The river took Mosi before noon; his empty canoe nosed into the mud while villagers pressed to the bank, breath shallow and hands white on oars, staring at the hollow where a man had been.
They called his name until the sound thinned into the reed-song of the river. Children stopped running, knives of light froze on the water; even the dogs held their heads low. Men folded their nets without speaking; women pressed children close as if the next hour might be a test they could not pass.
Kibamba felt the absence like a blow to the chest. He had been mending a tear in the net with fingers that knew every knot and fault; when the cry came, the world—sudden and precise—shrank to a single fact: a friend gone, a canoe drifting away. N’Dabi’s voice slid across the crowd, quiet and sure.
"It has been too long," the elder said. "The river will not be satisfied."
That evening, the meeting hut smelled of smoke and fear. Men argued in low voices about offerings and old bargains. Kibamba listened until he rose and spoke, his words thin but hard: "I will go after M'Bula."
Silence answered, then a slow, brittle applause from some, a look of pity from others. N’Dabi took from a chest a small carved crocodile, its eyes faded red from years of hands, and set it in Kibamba’s palm. "Let the river spirits guide you," the elder said.
Kibamba left before first light. He walked with the river at his shoulder, under a canopy that caught the dawn like a net. The jungle kept its own hours—birds called in odd flurries, insects stitched the dark with sound—and each step took him farther from the village’s small grammar of loss toward a place where rules shifted.
He crossed streams on slippery logs, hauled himself over roots like ribs, and slept with one eye open, spear within reach. Rain came one night in quick knife-stabs that hammered the earth; he pressed his back against a tree and let the downpour wash the salt from his skin and the worry from his mind.
On the fourth day he found the old woman sitting by the river, bent but bright-eyed, a presence like a low flame. She watched him with an appraisal that had no hurry.
"You seek the Crocodile King," she said.
"He has taken one of ours," Kibamba answered. "I will stop him."
She chuckled, a small sound that made the leaves shiver. "Strength is a thin thing against what you face. No spear will break what is fed by fear. His heart is hidden where the water will not stay still. You must move into what holds him, not merely strike him from the bank."
She pointed to a basin of water tucked between black rocks—the sacred lake. Its surface did not reflect the sky; it boiled and rolled like a pot over fire.
The lake smelled of deep things: old iron, green rot, the cold under the stone. When M'Bula rose, he tore the air with a sound like split timber and wet thunder. His scales held shadows; his eyes were coals that watched beyond the shore.
"You dare come, little man?" his voice rolled like a distant rockfall.
Kibamba did not answer with bravado. He set his jaw, gathered breath, and dove.
The water closed around him, each breath a hard trade. The world became a tunnel of green and pressure; fingers of weed clawed at his skin, and light thinned to a faint blue. He pushed down until the lake pressed like a lid.
At the bottom lay a glow—not warm light, but a stubborn, steady pulse in the dark. It sat like a stone warmed by some inner insistence. When he reached it his fingers closed and the skin of the stone rasped like old cloth. He felt the river’s long memory tugging at him as if everything it had held wanted to stay held.

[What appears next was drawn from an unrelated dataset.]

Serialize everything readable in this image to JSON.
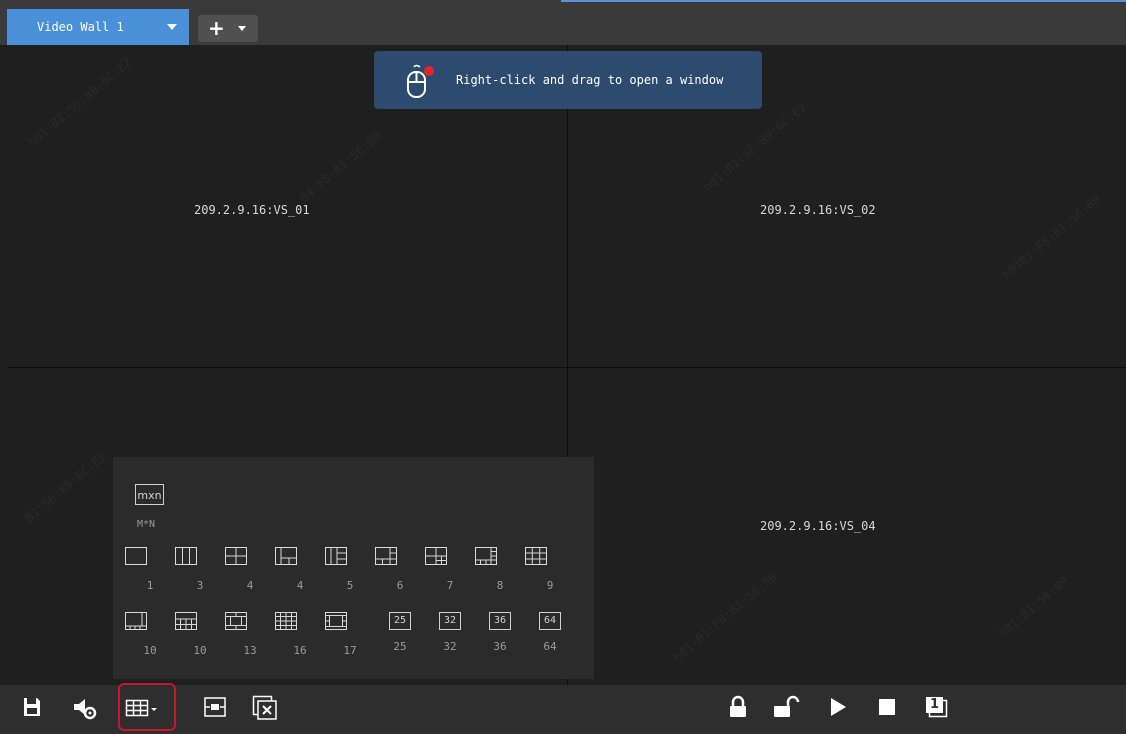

Above, M'Bula thrashed, jaws opening like a measured doom. The water took the beast’s roar and made it a cage. Kibamba braced his legs against the lakebed, set his shoulders, and crushed the heart in both hands. For a long, small time he felt the subtle resistance yield, and then a swelling of silence like a held breath being let go.
He broke the surface gasping. The air tasted sharp, like rain on hot stone. The river around him moved differently—easier, as if someone had loosened a knot.

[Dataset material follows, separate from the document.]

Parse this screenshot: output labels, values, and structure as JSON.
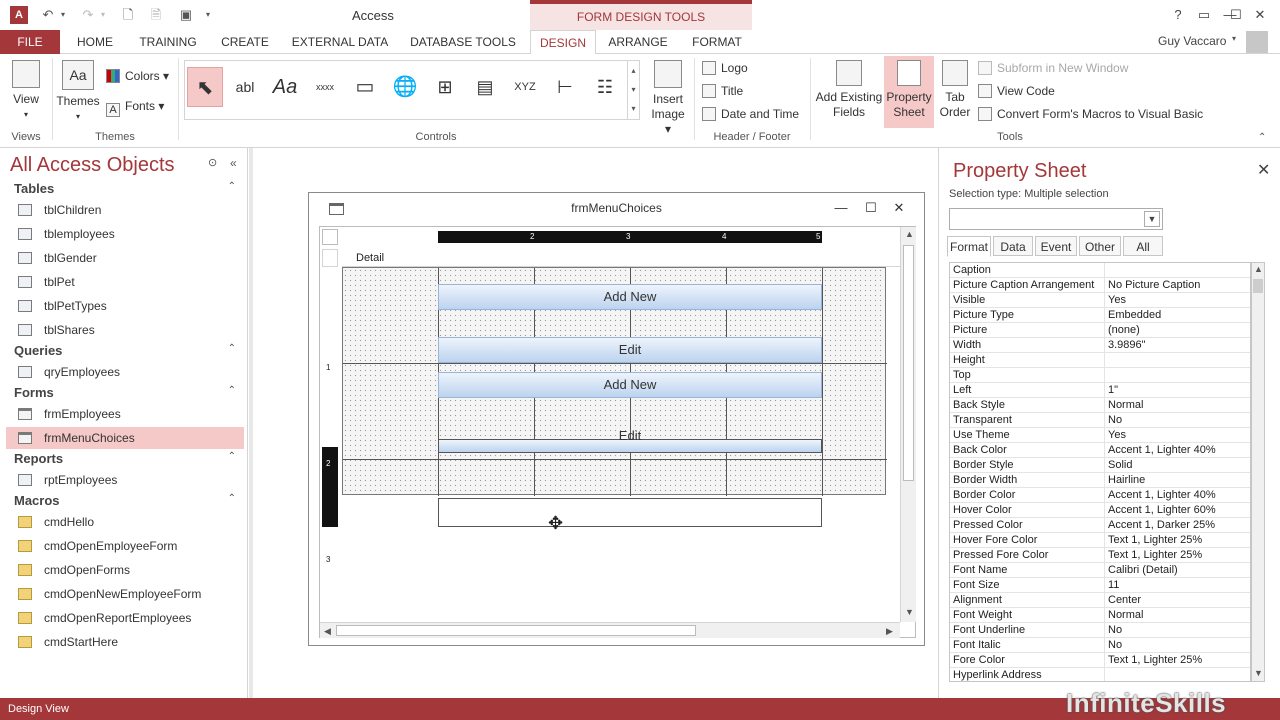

He walked home with clothes still wet, the carved idol warm in his hand. He said nothing grand at the bank. He walked into the meeting and told them plainly: "M'Bula is gone."

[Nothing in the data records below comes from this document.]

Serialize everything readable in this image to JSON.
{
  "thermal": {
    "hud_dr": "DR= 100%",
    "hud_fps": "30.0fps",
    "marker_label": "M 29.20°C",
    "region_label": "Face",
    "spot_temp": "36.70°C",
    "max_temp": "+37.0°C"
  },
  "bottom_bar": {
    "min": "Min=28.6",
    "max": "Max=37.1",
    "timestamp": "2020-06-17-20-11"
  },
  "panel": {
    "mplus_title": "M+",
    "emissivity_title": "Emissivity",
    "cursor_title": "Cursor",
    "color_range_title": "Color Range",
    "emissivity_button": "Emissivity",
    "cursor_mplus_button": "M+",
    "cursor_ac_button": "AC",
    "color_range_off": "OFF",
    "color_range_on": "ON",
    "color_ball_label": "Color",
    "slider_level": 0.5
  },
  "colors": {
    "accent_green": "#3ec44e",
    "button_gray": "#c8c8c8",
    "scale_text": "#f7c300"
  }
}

Relief arrived like water into a parched channel—slow at first, then unstoppable. Drums rose; women and men danced with the sort of quiet gratitude that is almost prayer; the youngest children shouted until the sound unraveled the tension that had knotted the village.
In the weeks that followed, stories softened into ordinary memory. By the fires, elders asked him the small, curious questions of those who live many seasons: Did you fear? How did you breathe? What was under the water?
Kibamba answered simply: "Fear is a thing fed by silence. Speak against it, and it grows thin."